Sauf que celle-ci n’arrivera pas. Du moins, pas à l’issue de ce passage. Tyler (le conducteur, joué par Kelvin Harrison), peut poursuivre sa journée au lycée, divisée entre cours anecdotiques et entraînements de lutte particulièrement rudes. Et à la fin de la journée, un retour au bercail dans une grande maison où l’attendent une mère aimante, une sœur un peu plus jeune, et un père exigeant. Dans sa première partie, Waves se concentre ainsi sur la dureté imposée par un patriarche à son fils, en quête de l’excellence.
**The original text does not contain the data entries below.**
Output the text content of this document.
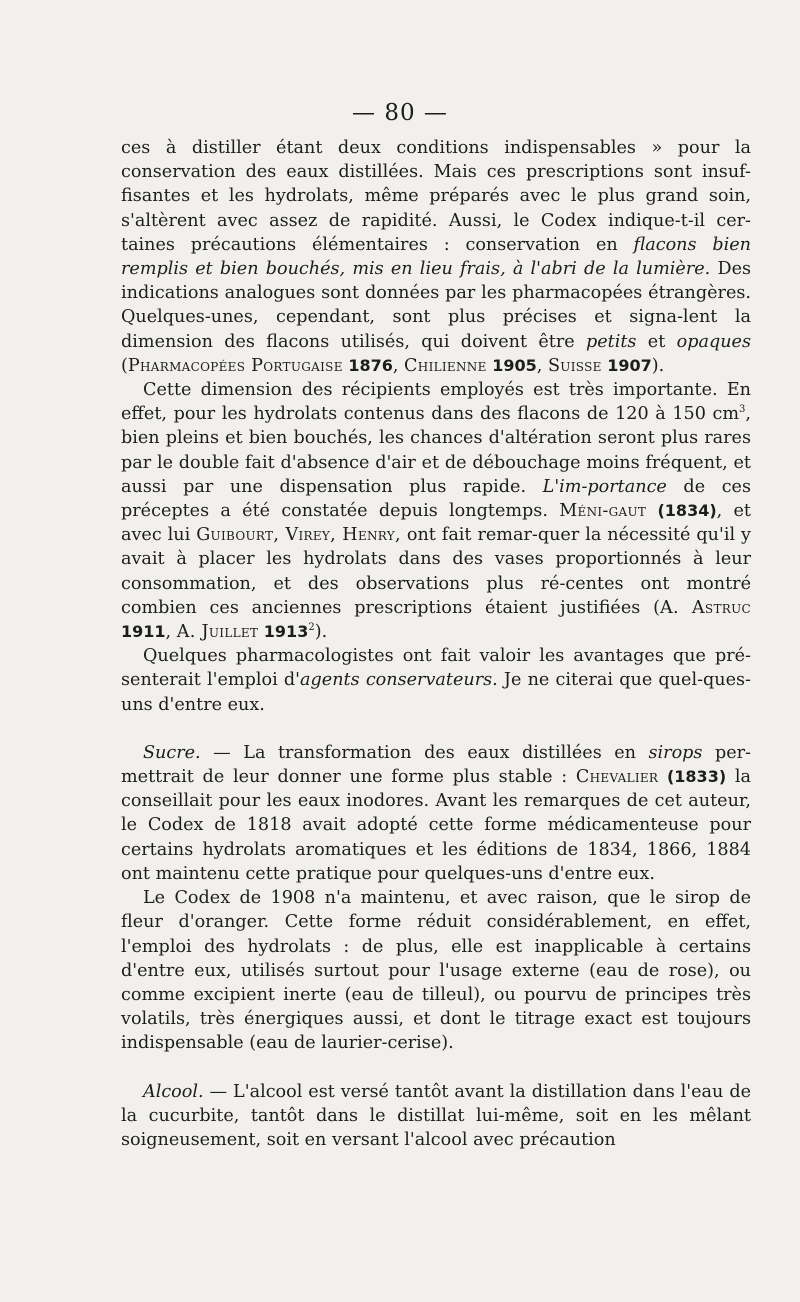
— 80 —

ces à distiller étant deux conditions indispensables » pour la conservation des eaux distillées. Mais ces prescriptions sont insuf-fisantes et les hydrolats, même préparés avec le plus grand soin, s'altèrent avec assez de rapidité. Aussi, le Codex indique-t-il cer-taines précautions élémentaires : conservation en flacons bien remplis et bien bouchés, mis en lieu frais, à l'abri de la lumière. Des indications analogues sont données par les pharmacopées étrangères. Quelques-unes, cependant, sont plus précises et signa-lent la dimension des flacons utilisés, qui doivent être petits et opaques (Pharmacopées Portugaise 1876, Chilienne 1905, Suisse 1907).

Cette dimension des récipients employés est très importante. En effet, pour les hydrolats contenus dans des flacons de 120 à 150 $cm^3$, bien pleins et bien bouchés, les chances d'altération seront plus rares par le double fait d'absence d'air et de débouchage moins fréquent, et aussi par une dispensation plus rapide. L'im-portance de ces préceptes a été constatée depuis longtemps. Méni-gaut (1834), et avec lui Guibourt, Virey, Henry, ont fait remar-quer la nécessité qu'il y avait à placer les hydrolats dans des vases proportionnés à leur consommation, et des observations plus ré-centes ont montré combien ces anciennes prescriptions étaient justifiées (A. Astruc 1911, A. Juillet 1913$^2$).

Quelques pharmacologistes ont fait valoir les avantages que pré-senterait l'emploi d'agents conservateurs. Je ne citerai que quel-ques-uns d'entre eux.

Sucre. — La transformation des eaux distillées en sirops per-mettrait de leur donner une forme plus stable : Chevalier (1833) la conseillait pour les eaux inodores. Avant les remarques de cet auteur, le Codex de 1818 avait adopté cette forme médicamenteuse pour certains hydrolats aromatiques et les éditions de 1834, 1866, 1884 ont maintenu cette pratique pour quelques-uns d'entre eux.

Le Codex de 1908 n'a maintenu, et avec raison, que le sirop de fleur d'oranger. Cette forme réduit considérablement, en effet, l'emploi des hydrolats : de plus, elle est inapplicable à certains d'entre eux, utilisés surtout pour l'usage externe (eau de rose), ou comme excipient inerte (eau de tilleul), ou pourvu de principes très volatils, très énergiques aussi, et dont le titrage exact est toujours indispensable (eau de laurier-cerise).

Alcool. — L'alcool est versé tantôt avant la distillation dans l'eau de la cucurbite, tantôt dans le distillat lui-même, soit en les mêlant soigneusement, soit en versant l'alcool avec précaution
Descente aux enfers et reconstruction familiale
Une pression mise sur les épaules d’un jeune garçon qui, in fine, se laissera submerger par une blessure à l’épaule. Le film semble alors vouloir questionner le rapport parent/enfant, en accentuant sur un homme qui, sous airs de bon père de famille, peut se montrer violent, dur et dominateur. Envers son fils comme envers sa femme, qu’il s’approprie en insistant sur le « ma femme », et qu'il rabaisse en disant que son business tient la route grâce à son argent. Sterling K. Brown (This is Us), qui interprète Ronald, offre là une très bonne prestation. Mettant extrêmement mal à l’aise d’un simple regard, tout en gardant la porte ouverte à une certaine fragilité – à la fin dans une très belle séquence avec sa fille.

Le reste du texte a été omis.